I've been experimenting with a camera implementation / matrix SpriteBatch
transformations and have run in to a bit of a snag.
The camera's .Update()
method updates the transformation matrix and the camera's positioning.
My Player
class depends upon the camera in order to work out where the mouse is in relation to the game world for a rotation calculation. This leads to the camera's information being one frame out of date when I need to be. This isn't noticeable when the player isn't moving as the camera's information is correct; even at low speeds I didn't personally notice the problem. However the speed was in excess of ~1000 pixels/sec (a few pixels per frame), it started to introduce a jittery-ness to the player's transformed position. Above and beyond these speeds resulted in very ugly drawing.

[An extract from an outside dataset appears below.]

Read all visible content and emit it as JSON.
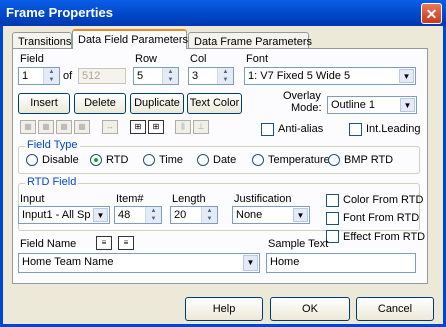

My thought process was "So I should update my camera immediately after the player's position has changed instead. Won't that introduce an unnecessary dependency? What happens if my camera isn't following the player or a player doesn't exist?"
My solution:
// in Camera2D.cs
public void ManualUpdate(GameTime gt)
{
Update(gt);
_hasAlreadyUpdated = true;
}
public void Update(GameTime gt)
{
if (!_hasAlreadyUpdated)
{
DoUpdate(gt);
}
else
{
_hasAlreadyUpdated = false;
}
}
private void DoUpdate(GameTime gt)
{
...
}
I can now manually call the camera's .Update()
method early if I want to and it won't lead to multiple calls per frame. The jitter has been completely eliminated.
Would you consider this an adequate solution? Can you think of something more elegant?